Humphrey Bogart’s Sam Spade is a likable bastard, someone you might come to with your troubles but not with your power of attorney. Sam is a private detective in San Francisco on the cusp of wartime (the movie was released about two months before Pearl Harbor), dealing with shady characters of vague and various nationalities. The Maltese Falcon is less about Dashiell Hammett’s plot than about the interplay of cynical villains and anti-heroes, and first-time director John Huston (who also wrote the script) was savvy enough to know that. The Maltese Falcon itself is, as Sam might say, hooey; it’s what Hitchcock liked to call the MacGuffin, the thing nobody has that everyone wants.
This is a great and unmistakably American entertainment, and might lay claim to being the best directorial debut of 1941 if not for a modest little film called Citizen Kane. As it is, The Maltese Falcon more or less inaugurated film noir as it came to be known in Hollywood, even though Huston doesn’t do all that much show-offy with the lighting or compositions — his effects are subtle, a sturdy cage enclosing a menagerie of creatures. Aside from a couple of scenes dealing with the murder of Sam’s partner Archer, the movie stays confined to offices and hotel rooms — it’s claustrophobic, with the boxy Academy format hemming everyone in further. At times we seem to be viewing the world through a keyhole — the movie turns us into detectives.
A woman calling herself Ruth Wonderly (Mary Astor) drifts into Sam’s office, speaking of a dangerous man threatening her sister; there is no sister, and no Ruth Wonderly either — her real name, or at least the one she settles on, is Brigid O’Shaughnessy. Sam pegs Brigid as trouble from the start, yet still develops feelings for her, and is self-aware enough to be bitterly amused by them. There’s a reason Sam didn’t quite turn into a running character for Hammett (he appeared in three other short stories) — he’s less a serial hero than a flawed portrait of wised-up urban manhood, complete with the prejudices of the day. He enjoys slapping around Joel Cairo (Peter Lorre in his iconic American role), whose homosexuality was more explicit in the 1930 book, and he enjoys needling the touchy thug Wilmer (Elisha Cook Jr.) by referring to him as a “gunsel,” which pointedly did not mean what the squares of 1930 or 1941 (or 2016, possibly) thought it meant.

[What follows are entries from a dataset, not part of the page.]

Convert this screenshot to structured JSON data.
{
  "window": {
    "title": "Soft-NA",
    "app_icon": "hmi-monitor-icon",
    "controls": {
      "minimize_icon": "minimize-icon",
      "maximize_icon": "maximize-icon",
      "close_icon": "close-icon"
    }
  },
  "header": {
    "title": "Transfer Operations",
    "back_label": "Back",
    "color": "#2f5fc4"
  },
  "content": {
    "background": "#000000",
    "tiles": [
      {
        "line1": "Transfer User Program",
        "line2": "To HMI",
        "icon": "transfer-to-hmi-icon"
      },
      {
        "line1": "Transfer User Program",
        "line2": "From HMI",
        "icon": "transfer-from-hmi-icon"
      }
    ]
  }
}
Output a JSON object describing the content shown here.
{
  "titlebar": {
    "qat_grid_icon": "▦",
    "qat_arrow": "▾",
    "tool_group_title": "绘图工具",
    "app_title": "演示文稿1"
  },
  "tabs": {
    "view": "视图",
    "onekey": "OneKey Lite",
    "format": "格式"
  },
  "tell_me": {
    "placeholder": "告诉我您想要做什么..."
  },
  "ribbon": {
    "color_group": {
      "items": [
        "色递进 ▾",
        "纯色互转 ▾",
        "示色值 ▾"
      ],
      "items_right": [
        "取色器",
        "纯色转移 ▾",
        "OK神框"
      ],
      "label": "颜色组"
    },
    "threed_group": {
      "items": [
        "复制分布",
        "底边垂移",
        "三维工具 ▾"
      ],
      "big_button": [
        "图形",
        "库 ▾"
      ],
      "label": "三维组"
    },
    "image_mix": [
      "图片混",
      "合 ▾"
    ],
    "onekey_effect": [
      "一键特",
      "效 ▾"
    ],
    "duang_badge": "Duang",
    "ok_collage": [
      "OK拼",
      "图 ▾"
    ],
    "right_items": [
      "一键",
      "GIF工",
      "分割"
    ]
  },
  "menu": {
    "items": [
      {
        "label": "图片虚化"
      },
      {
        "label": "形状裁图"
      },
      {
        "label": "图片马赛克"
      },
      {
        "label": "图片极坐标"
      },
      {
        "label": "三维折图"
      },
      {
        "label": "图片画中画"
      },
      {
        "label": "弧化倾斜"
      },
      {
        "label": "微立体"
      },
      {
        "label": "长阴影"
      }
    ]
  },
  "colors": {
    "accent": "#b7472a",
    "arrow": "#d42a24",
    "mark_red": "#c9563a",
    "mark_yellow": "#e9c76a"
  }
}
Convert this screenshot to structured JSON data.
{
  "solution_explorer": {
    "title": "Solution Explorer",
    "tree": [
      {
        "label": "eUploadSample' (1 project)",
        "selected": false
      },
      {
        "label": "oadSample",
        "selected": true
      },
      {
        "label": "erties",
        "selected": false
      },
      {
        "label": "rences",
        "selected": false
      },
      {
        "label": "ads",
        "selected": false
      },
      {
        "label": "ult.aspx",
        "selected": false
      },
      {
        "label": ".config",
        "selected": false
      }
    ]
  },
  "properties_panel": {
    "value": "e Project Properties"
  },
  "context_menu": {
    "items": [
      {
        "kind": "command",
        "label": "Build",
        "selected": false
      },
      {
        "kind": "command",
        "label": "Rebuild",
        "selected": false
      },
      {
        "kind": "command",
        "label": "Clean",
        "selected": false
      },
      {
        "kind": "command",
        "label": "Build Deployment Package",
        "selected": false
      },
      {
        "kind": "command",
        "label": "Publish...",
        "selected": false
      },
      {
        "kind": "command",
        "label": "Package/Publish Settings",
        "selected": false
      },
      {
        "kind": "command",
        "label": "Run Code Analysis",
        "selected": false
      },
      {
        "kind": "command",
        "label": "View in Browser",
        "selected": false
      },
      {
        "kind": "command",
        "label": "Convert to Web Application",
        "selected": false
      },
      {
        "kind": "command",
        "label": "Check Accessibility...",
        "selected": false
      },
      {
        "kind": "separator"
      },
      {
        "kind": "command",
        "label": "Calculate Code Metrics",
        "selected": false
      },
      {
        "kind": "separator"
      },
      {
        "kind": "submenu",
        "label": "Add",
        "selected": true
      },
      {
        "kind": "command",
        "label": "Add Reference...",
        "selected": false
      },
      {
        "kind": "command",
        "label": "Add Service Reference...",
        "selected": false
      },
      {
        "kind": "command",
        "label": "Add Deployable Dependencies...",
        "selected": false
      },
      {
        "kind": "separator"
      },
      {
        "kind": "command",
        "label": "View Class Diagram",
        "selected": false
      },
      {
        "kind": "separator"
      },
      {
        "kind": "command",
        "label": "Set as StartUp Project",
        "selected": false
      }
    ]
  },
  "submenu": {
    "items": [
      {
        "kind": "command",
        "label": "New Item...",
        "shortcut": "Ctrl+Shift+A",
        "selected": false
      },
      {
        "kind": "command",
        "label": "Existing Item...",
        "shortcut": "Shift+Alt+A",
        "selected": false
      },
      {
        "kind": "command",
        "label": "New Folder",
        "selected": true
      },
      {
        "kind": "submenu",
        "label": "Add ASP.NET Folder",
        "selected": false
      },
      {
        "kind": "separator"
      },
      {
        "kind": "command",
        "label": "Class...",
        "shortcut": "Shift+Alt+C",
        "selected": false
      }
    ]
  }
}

Cairo and Wilmer work for “fat man” Kaspar Gutman (Sydney Greenstreet), who yearns to possess the titular bird statue, or “the dingus” as Sam dismissively calls it. By this point in the narrative it hardly matters what the Falcon is or what it’s worth. All these vipers want it, and Sam says he can get it, but he’s just weaving his own web of deceit. The Maltese Falcon is a comedy-tragedy about liars (the only straight shooter in the movie is Sam’s secretary Effie, played as a wry sunbeam of morality by Lee Patrick); the comedy derives from the sharp back-and-forth in the dialogue, as the liars assess each other and figure out who knows what and what can be gained, and the tragedy is bundled in at the end, when, as Danny Peary pointed out in the first book of his Cult Movies trilogy, one character goes quickly to Hell, while Sam proceeds more slowly but will get there sooner or later.
Seventy-five years old on October 3 (when it comes to the Brattle in Cambridge for a four-day 35mm screening), The Maltese Falcon feels evergreen, not so much in style or attitude but in mood. It was the first of five films Huston made with Bogart, though I’m not prepared to say it’s the best — The African Queen and especially Treasure of the Sierra Madre pose hefty competition. It is, though, the movie from which a lot of blessings flow; its influence may feel fainter in this era of romcoms and caped crusaders, but look for it and it’s there. Its calloused urbanity comes from Hammett, its cheerful cynicism from Huston, its peculiar human gravity from Bogart, that odd, tooth-baring presence who excelled at men with dark corners, who was seldom less than compelling. Huston sets about surrounding this man of gravitas with a circle of moral gremlins, all of whom try their best to steal the picture (Lorre comes closest) while Bogart heavily stands his ground and fends them off not with a gat but with a gibe and a sneer.